Agustin Gomez was one such migrant who decided to risk the trip.
Gomez’s relatives in his western, mainly indigenous municipality of Nenton near the Mexican border said that he had heard rumors that bringing along his eight-year-old son Felipe Gomez might ease his way.
Photo: Reuters
Felipe Gomez died in a New Mexico hospital on Christmas Day, only a week after they were both detained by Texas border guards after crossing the border illegally.
US authorities investigating the case say Felipe Gomez died after presenting with flu symptoms.
Just two weeks earlier, Guatemala had been rocked by the death of seven-year-old indigenous girl Jakelin Caal, admitted to hospital suffering from dehydration.
She made the journey alongside her 29-year-old father Nery from the Mayan town of Raxruha in northern Guatemala.
Although the surge of Guatemalan migrants to the US-Mexico border is caused largely by the country’s dire poverty and violence, Guatemalan migration activist Roxana Palma said there are messages circulating on social media that carrying children gives a greater “guarantee” of establishing themselves in the US.

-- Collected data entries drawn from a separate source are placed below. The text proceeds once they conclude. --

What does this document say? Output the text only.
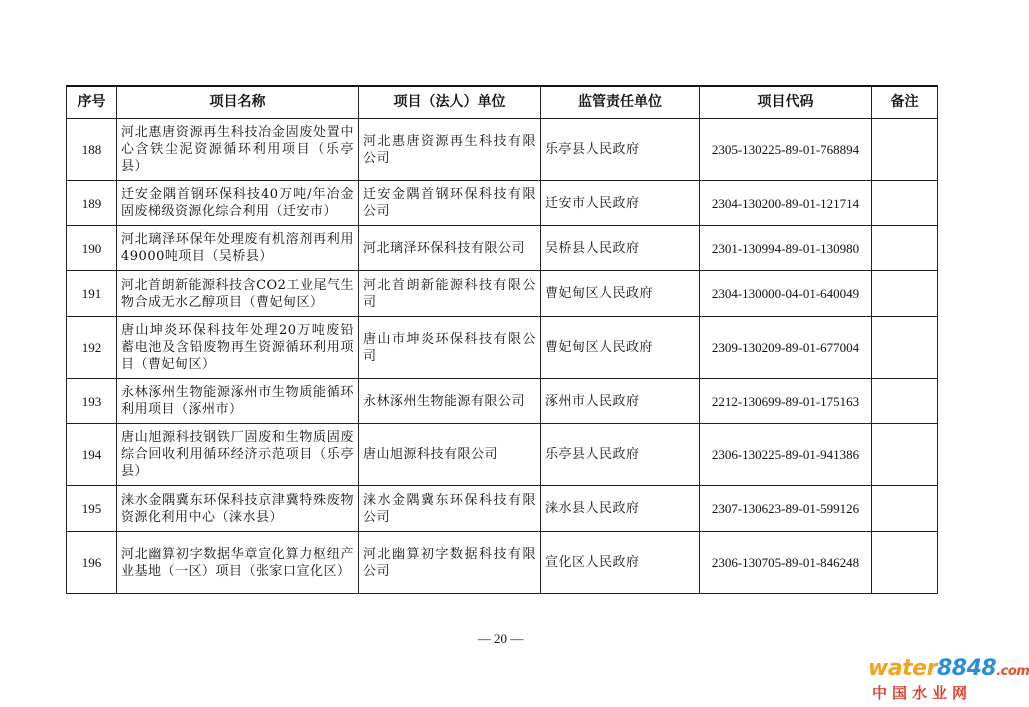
序号	项目名称	项目（法人）单位	监管责任单位	项目代码	备注
188	河北惠唐资源再生科技冶金固废处置中心含铁尘泥资源循环利用项目（乐亭县）	河北惠唐资源再生科技有限公司	乐亭县人民政府	2305-130225-89-01-768894	
189	迁安金隅首钢环保科技40万吨/年冶金固废梯级资源化综合利用（迁安市）	迁安金隅首钢环保科技有限公司	迁安市人民政府	2304-130200-89-01-121714	
190	河北璃泽环保年处理废有机溶剂再利用49000吨项目（吴桥县）	河北璃泽环保科技有限公司	吴桥县人民政府	2301-130994-89-01-130980	
191	河北首朗新能源科技含CO2工业尾气生物合成无水乙醇项目（曹妃甸区）	河北首朗新能源科技有限公司	曹妃甸区人民政府	2304-130000-04-01-640049	
192	唐山坤炎环保科技年处理20万吨废铅蓄电池及含铅废物再生资源循环利用项目（曹妃甸区）	唐山市坤炎环保科技有限公司	曹妃甸区人民政府	2309-130209-89-01-677004	
193	永林涿州生物能源涿州市生物质能循环利用项目（涿州市）	永林涿州生物能源有限公司	涿州市人民政府	2212-130699-89-01-175163	
194	唐山旭源科技钢铁厂固废和生物质固废综合回收利用循环经济示范项目（乐亭县）	唐山旭源科技有限公司	乐亭县人民政府	2306-130225-89-01-941386	
195	涞水金隅冀东环保科技京津冀特殊废物资源化利用中心（涞水县）	涞水金隅冀东环保科技有限公司	涞水县人民政府	2307-130623-89-01-599126	
196	河北幽算初字数据华章宣化算力枢纽产业基地（一区）项目（张家口宣化区）	河北幽算初字数据科技有限公司	宣化区人民政府	2306-130705-89-01-846248	
— 20 —
water8848.com
中国水业网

There seems little doubt that the main spur for the migrants is abject poverty at home, but taking children with them is also a way for their parents to prevent them being recruited by gangs, migration experts said.
Smugglers — nicknamed “Coyotes” — blatantly lie about immigration procedures in the US and do little for migrants beyond holding out the prospect of a better life, Palma said.

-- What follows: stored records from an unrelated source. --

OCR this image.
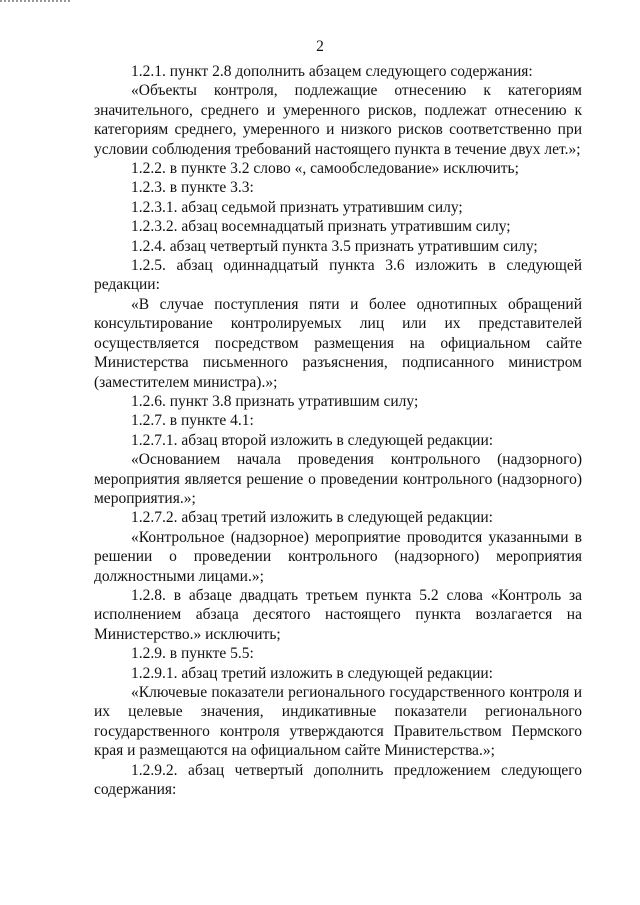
2

1.2.1. пункт 2.8 дополнить абзацем следующего содержания:

«Объекты контроля, подлежащие отнесению к категориям значительного, среднего и умеренного рисков, подлежат отнесению к категориям среднего, умеренного и низкого рисков соответственно при условии соблюдения требований настоящего пункта в течение двух лет.»;

1.2.2. в пункте 3.2 слово «, самообследование» исключить;

1.2.3. в пункте 3.3:

1.2.3.1. абзац седьмой признать утратившим силу;

1.2.3.2. абзац восемнадцатый признать утратившим силу;

1.2.4. абзац четвертый пункта 3.5 признать утратившим силу;

1.2.5. абзац одиннадцатый пункта 3.6 изложить в следующей редакции:

«В случае поступления пяти и более однотипных обращений консультирование контролируемых лиц или их представителей осуществляется посредством размещения на официальном сайте Министерства письменного разъяснения, подписанного министром (заместителем министра).»;

1.2.6. пункт 3.8 признать утратившим силу;

1.2.7. в пункте 4.1:

1.2.7.1. абзац второй изложить в следующей редакции:

«Основанием начала проведения контрольного (надзорного) мероприятия является решение о проведении контрольного (надзорного) мероприятия.»;

1.2.7.2. абзац третий изложить в следующей редакции:

«Контрольное (надзорное) мероприятие проводится указанными в решении о проведении контрольного (надзорного) мероприятия должностными лицами.»;

1.2.8. в абзаце двадцать третьем пункта 5.2 слова «Контроль за исполнением абзаца десятого настоящего пункта возлагается на Министерство.» исключить;

1.2.9. в пункте 5.5:

1.2.9.1. абзац третий изложить в следующей редакции:

«Ключевые показатели регионального государственного контроля и их целевые значения, индикативные показатели регионального государственного контроля утверждаются Правительством Пермского края и размещаются на официальном сайте Министерства.»;

1.2.9.2. абзац четвертый дополнить предложением следующего содержания:
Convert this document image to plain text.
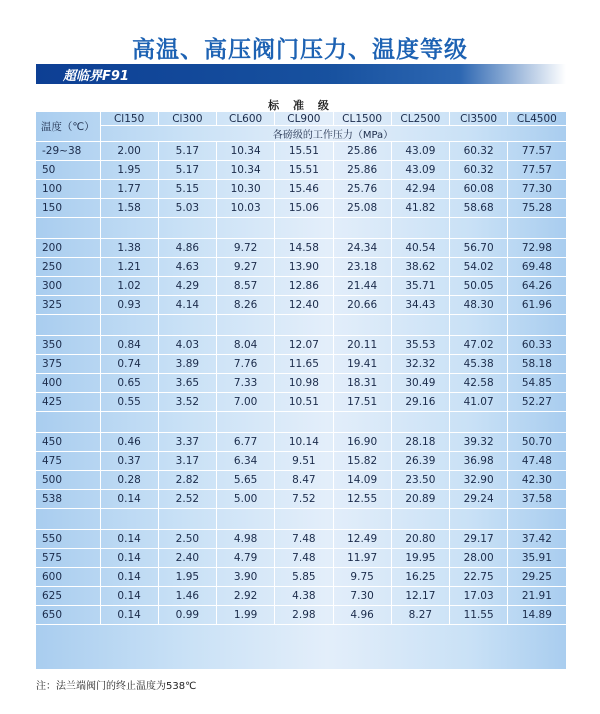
高温、高压阀门压力、温度等级
超临界F91
标 准 级
温度（℃）	Cl150	Cl300	CL600	CL900	CL1500	CL2500	Cl3500	CL4500
	各磅级的工作压力（MPa）							
-29~38	2.00	5.17	10.34	15.51	25.86	43.09	60.32	77.57
50	1.95	5.17	10.34	15.51	25.86	43.09	60.32	77.57
100	1.77	5.15	10.30	15.46	25.76	42.94	60.08	77.30
150	1.58	5.03	10.03	15.06	25.08	41.82	58.68	75.28

200	1.38	4.86	9.72	14.58	24.34	40.54	56.70	72.98
250	1.21	4.63	9.27	13.90	23.18	38.62	54.02	69.48
300	1.02	4.29	8.57	12.86	21.44	35.71	50.05	64.26
325	0.93	4.14	8.26	12.40	20.66	34.43	48.30	61.96

350	0.84	4.03	8.04	12.07	20.11	35.53	47.02	60.33
375	0.74	3.89	7.76	11.65	19.41	32.32	45.38	58.18
400	0.65	3.65	7.33	10.98	18.31	30.49	42.58	54.85
425	0.55	3.52	7.00	10.51	17.51	29.16	41.07	52.27

450	0.46	3.37	6.77	10.14	16.90	28.18	39.32	50.70
475	0.37	3.17	6.34	9.51	15.82	26.39	36.98	47.48
500	0.28	2.82	5.65	8.47	14.09	23.50	32.90	42.30
538	0.14	2.52	5.00	7.52	12.55	20.89	29.24	37.58

550	0.14	2.50	4.98	7.48	12.49	20.80	29.17	37.42
575	0.14	2.40	4.79	7.48	11.97	19.95	28.00	35.91
600	0.14	1.95	3.90	5.85	9.75	16.25	22.75	29.25
625	0.14	1.46	2.92	4.38	7.30	12.17	17.03	21.91
650	0.14	0.99	1.99	2.98	4.96	8.27	11.55	14.89
注：法兰端阀门的终止温度为538℃
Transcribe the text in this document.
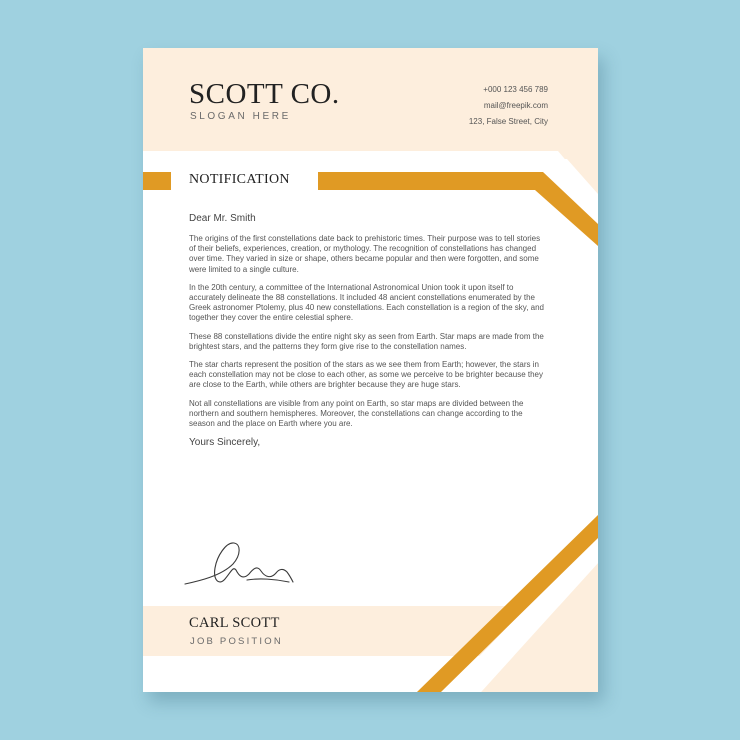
SCOTT CO.
SLOGAN HERE
+000 123 456 789
mail@freepik.com
123, False Street, City
NOTIFICATION

Dear Mr. Smith

The origins of the first constellations date back to prehistoric times. Their purpose was to tell stories of their beliefs, experiences, creation, or mythology. The recognition of constellations has changed over time. They varied in size or shape, others became popular and then were forgotten, and some were limited to a single culture.

In the 20th century, a committee of the International Astronomical Union took it upon itself to accurately delineate the 88 constellations. It included 48 ancient constellations enumerated by the Greek astronomer Ptolemy, plus 40 new constellations. Each constellation is a region of the sky, and together they cover the entire celestial sphere.

These 88 constellations divide the entire night sky as seen from Earth. Star maps are made from the brightest stars, and the patterns they form give rise to the constellation names.

The star charts represent the position of the stars as we see them from Earth; however, the stars in each constellation may not be close to each other, as some we perceive to be brighter because they are close to the Earth, while others are brighter because they are huge stars.

Not all constellations are visible from any point on Earth, so star maps are divided between the northern and southern hemispheres. Moreover, the constellations can change according to the season and the place on Earth where you are.

Yours Sincerely,

CARL SCOTT
JOB POSITION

“Unfortunately, they are the ones who misinform people about how to get to the United States ‘safely,’” she said.
Another expert said that “there was special treatment for parents who came with children” to the US under former US president Barack Obama’s administration, but that ended with US President Donald Trump’s arrival at the White House.
“The smugglers continue to say that you can enter with children; that’s no longer valid,” said the expert, who requested anonymity to be able to speak freely about the subject.

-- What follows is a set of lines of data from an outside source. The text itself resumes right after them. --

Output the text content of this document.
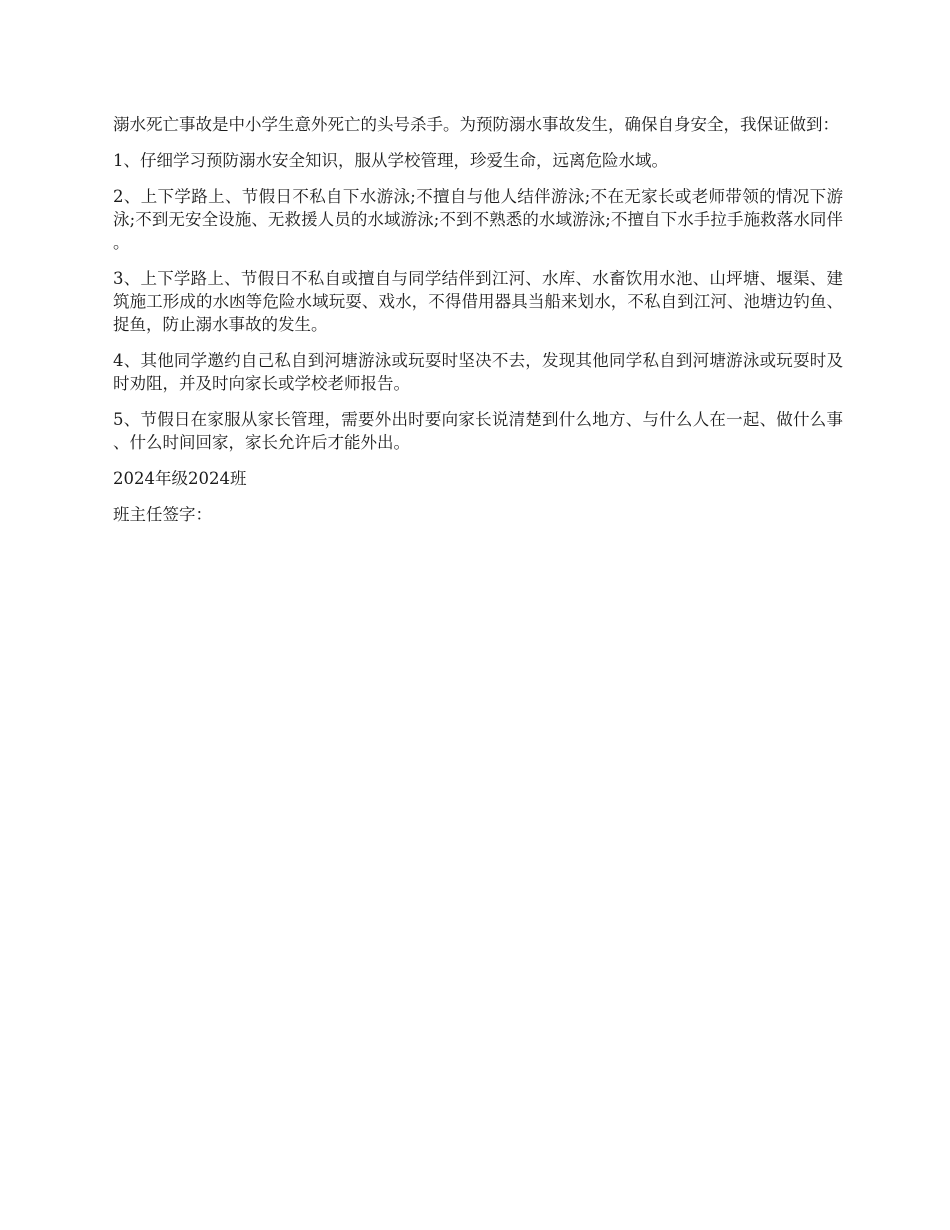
溺水死亡事故是中小学生意外死亡的头号杀手。为预防溺水事故发生，确保自身安全，我保证做到：

1、仔细学习预防溺水安全知识，服从学校管理，珍爱生命，远离危险水域。

2、上下学路上、节假日不私自下水游泳;不擅自与他人结伴游泳;不在无家长或老师带领的情况下游泳;不到无安全设施、无救援人员的水域游泳;不到不熟悉的水域游泳;不擅自下水手拉手施救落水同伴。

3、上下学路上、节假日不私自或擅自与同学结伴到江河、水库、水畜饮用水池、山坪塘、堰渠、建筑施工形成的水凼等危险水域玩耍、戏水，不得借用器具当船来划水，不私自到江河、池塘边钓鱼、捉鱼，防止溺水事故的发生。

4、其他同学邀约自己私自到河塘游泳或玩耍时坚决不去，发现其他同学私自到河塘游泳或玩耍时及时劝阻，并及时向家长或学校老师报告。

5、节假日在家服从家长管理，需要外出时要向家长说清楚到什么地方、与什么人在一起、做什么事、什么时间回家，家长允许后才能外出。

2024年级2024班

班主任签字：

“We are also seeing how networks of coyotes recruit, how they make people pay and then deceive them,” Central American Institute of Development and Social Studies coordinator Danilo Rivera said.
Rivera said they are aware of cases in western Guatemala where networks use local radio to make announcements of false offers of visas and travel to the US “immediately and safely.”
Guatemalan authorities “aren’t doing a lot” to thwart this false and misleading travel information, nor do they do enough to root out the causes of emigration, Rivera said.
The majority of Guatemalan migrants sent back by Mexico and the US come from western Guatemala, the country’s poorest region, International Migration Organization studies have found.
Pascual Domingo’s father and two brothers, who previously set out from Felipe Gomez’s home village of Yalambojoch, managed to get to the US and now send money to the family back home.
“All those who go there, it is because they have no money, because they can’t find any work,” Domingo said.
In Huehuetenango, a city in western Guatemala, nearly 74 percent of the population live below the poverty line, government statistics showed.
Maria Lucas, 40, is happy to show her concrete house, built from the money sent home by her son, Juan, who has been living in the US for the past three years.
“My child left because of poverty. We are in need, that’s why he had to leave,” Lucas said.